I love those commercials for the Church of Jesus Christ of Latter Day Saints that end with " Family, it's about time." So true. I have been enjoying vacation and my family the last few days. As my life get's busy with grad school, my internship, and trying to keep it all together, I forget to enjoy my family. Just yesterday, we had a snuggle pile on my bed. Brian, Miranda, Anna, the dog and I. We hung out, tickled the girls, laughed, and were this heap on the bed of arms, legs, and paws.
I have taken time this week to listen to the girls, not just hear what they were saying, but listen. Some things overheard at my house this week:
Miranda and Anna were sitting on the breakfast stools eating banannas.

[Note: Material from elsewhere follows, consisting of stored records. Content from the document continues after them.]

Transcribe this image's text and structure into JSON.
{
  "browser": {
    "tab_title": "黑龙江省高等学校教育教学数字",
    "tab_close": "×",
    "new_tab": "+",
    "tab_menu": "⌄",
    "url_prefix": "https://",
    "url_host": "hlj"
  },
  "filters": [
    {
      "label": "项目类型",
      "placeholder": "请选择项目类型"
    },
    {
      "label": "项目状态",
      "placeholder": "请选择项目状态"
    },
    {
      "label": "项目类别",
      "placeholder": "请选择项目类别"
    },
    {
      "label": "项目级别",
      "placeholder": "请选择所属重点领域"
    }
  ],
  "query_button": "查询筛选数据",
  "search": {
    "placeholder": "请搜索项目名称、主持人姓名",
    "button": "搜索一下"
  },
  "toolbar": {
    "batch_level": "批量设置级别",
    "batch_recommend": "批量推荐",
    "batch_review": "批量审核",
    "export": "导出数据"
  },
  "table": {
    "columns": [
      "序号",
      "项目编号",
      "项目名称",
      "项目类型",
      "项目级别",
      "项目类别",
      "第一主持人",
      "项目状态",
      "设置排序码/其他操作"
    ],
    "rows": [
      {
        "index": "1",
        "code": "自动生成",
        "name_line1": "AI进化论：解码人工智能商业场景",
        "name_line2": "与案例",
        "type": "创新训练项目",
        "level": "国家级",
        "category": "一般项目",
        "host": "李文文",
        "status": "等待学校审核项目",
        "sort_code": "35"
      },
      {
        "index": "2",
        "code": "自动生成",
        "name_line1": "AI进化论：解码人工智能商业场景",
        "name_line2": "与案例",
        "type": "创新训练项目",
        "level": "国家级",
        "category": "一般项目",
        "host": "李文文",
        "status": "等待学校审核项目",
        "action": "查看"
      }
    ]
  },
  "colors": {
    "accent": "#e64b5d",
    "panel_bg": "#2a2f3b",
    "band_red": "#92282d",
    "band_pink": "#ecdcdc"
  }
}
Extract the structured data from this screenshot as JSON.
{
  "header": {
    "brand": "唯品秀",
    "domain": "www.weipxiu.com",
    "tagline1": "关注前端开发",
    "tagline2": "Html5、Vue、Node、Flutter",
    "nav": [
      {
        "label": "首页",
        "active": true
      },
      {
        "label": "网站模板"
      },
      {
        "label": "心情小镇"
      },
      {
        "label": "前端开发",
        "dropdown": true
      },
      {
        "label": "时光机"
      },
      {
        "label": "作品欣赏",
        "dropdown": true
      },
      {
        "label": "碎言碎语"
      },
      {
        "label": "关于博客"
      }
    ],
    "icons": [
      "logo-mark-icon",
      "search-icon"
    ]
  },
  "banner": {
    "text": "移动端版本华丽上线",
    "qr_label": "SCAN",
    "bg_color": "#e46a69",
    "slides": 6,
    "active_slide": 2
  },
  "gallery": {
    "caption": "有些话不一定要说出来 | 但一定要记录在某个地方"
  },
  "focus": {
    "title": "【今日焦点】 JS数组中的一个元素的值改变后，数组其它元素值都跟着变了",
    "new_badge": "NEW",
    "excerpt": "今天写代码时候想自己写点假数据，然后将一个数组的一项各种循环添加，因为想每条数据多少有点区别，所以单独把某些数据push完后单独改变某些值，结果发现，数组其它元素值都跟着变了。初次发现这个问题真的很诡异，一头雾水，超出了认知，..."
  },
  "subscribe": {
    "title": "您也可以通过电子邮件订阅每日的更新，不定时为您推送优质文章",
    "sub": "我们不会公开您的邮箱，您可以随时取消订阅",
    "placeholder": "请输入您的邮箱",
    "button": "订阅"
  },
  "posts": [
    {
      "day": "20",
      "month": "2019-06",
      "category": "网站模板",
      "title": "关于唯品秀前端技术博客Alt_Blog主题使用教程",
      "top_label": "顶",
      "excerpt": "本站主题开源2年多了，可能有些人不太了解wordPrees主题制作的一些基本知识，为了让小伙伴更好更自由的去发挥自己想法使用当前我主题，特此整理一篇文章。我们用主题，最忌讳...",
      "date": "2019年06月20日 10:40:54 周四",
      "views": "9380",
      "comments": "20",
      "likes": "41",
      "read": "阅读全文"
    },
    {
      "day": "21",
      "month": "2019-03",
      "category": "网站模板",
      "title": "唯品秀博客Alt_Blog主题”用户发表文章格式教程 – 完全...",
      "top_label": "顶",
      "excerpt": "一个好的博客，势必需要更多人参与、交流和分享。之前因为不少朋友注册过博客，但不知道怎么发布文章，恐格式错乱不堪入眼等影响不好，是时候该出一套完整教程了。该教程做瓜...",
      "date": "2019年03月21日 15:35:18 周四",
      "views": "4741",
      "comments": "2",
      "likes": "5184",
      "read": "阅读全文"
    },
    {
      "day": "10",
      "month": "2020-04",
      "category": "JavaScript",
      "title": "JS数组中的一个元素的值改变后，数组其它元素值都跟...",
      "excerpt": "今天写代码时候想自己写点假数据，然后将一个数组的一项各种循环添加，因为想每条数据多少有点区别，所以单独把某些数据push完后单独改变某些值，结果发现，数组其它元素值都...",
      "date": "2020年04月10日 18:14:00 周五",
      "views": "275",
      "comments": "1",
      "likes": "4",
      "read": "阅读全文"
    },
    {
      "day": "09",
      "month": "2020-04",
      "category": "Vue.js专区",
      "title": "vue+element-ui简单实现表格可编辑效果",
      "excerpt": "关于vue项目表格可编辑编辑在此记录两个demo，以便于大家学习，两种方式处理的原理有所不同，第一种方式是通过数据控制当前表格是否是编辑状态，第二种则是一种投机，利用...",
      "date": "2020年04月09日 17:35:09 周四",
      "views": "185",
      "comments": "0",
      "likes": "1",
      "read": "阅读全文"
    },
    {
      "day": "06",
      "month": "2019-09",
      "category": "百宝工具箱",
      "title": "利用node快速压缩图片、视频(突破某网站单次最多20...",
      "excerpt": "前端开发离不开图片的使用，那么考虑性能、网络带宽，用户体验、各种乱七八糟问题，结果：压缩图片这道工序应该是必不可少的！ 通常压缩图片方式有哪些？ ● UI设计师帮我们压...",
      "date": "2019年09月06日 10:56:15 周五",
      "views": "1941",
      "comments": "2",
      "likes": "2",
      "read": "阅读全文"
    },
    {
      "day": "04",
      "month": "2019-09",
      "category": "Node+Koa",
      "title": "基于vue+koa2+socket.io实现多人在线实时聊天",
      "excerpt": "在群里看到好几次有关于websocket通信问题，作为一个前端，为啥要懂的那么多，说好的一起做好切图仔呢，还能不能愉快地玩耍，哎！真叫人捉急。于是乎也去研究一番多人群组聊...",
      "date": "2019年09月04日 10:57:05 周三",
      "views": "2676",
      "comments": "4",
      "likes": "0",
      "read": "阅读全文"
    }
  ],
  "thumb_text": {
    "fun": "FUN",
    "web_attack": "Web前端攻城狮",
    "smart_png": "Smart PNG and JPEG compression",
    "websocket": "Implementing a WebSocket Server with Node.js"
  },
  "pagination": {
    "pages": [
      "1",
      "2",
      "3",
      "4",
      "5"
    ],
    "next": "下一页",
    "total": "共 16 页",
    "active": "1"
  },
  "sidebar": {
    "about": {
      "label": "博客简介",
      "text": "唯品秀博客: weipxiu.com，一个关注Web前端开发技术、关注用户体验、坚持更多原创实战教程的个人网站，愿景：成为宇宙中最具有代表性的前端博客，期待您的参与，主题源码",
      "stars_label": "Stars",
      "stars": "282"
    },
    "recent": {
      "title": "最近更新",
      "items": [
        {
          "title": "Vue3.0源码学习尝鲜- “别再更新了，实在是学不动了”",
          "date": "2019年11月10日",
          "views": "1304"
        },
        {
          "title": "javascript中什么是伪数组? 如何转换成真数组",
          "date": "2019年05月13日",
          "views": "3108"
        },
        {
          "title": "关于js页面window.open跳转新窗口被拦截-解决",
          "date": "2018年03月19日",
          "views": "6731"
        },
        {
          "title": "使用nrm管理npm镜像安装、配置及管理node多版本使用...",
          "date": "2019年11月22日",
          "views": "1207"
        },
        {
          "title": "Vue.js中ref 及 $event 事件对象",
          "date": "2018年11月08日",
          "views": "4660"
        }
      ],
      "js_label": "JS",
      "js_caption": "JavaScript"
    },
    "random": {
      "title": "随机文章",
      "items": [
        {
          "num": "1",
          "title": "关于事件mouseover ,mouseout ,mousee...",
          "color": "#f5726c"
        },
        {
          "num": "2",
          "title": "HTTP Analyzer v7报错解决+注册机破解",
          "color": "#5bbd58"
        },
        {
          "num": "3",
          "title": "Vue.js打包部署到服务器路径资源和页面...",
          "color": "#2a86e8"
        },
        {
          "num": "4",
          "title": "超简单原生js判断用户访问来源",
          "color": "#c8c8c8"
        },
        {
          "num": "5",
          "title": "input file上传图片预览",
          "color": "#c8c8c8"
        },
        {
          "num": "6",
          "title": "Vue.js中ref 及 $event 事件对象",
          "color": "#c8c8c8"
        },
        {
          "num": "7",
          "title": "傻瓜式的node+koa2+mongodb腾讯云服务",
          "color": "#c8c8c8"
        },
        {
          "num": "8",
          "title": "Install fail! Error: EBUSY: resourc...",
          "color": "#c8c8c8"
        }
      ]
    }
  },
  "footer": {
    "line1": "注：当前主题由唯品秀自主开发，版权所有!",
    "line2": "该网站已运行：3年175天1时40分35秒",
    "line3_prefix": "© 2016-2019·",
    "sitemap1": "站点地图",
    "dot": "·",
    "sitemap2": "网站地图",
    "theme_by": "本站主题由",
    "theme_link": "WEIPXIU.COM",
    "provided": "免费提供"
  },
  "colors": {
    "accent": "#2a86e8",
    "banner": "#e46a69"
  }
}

Anna was a little messy with hers. Miranda says " Mom, clean up in aisle 1." I almost peed my pants laughing. She's a comedian. Anna and I were watching a movie last night, trying to stay awake to see the ball drop. She grabs my face and says " We're a family." Wise wisdom from a 3 year old.
Anna and I were just petting Daisy. Daisy rolled over to have her tummy rubbed. I said " Daisy, you are such a baby." Anna thinks about it and says " No she's NOT. Her is a DOG Mama." She had a point there.
As I get busy again with my grad classes, my next internship, volunteering in Miranda's school and Brownies, I am going to remember to stop, take time, and just listen to the day to day chatter that goes on in my house. I am never going to get this day back. The girls continue to grow and change bit by bit everyday. This year I am going to continue to live like there's no tommorow, love unconditionally, and laugh, from the belly, once a day.
Welcome 2005! A year of promise, new houses (Sandi), Master's degrees ( Dana AND Kim, tell me that's not cool), and new adventures in parenting.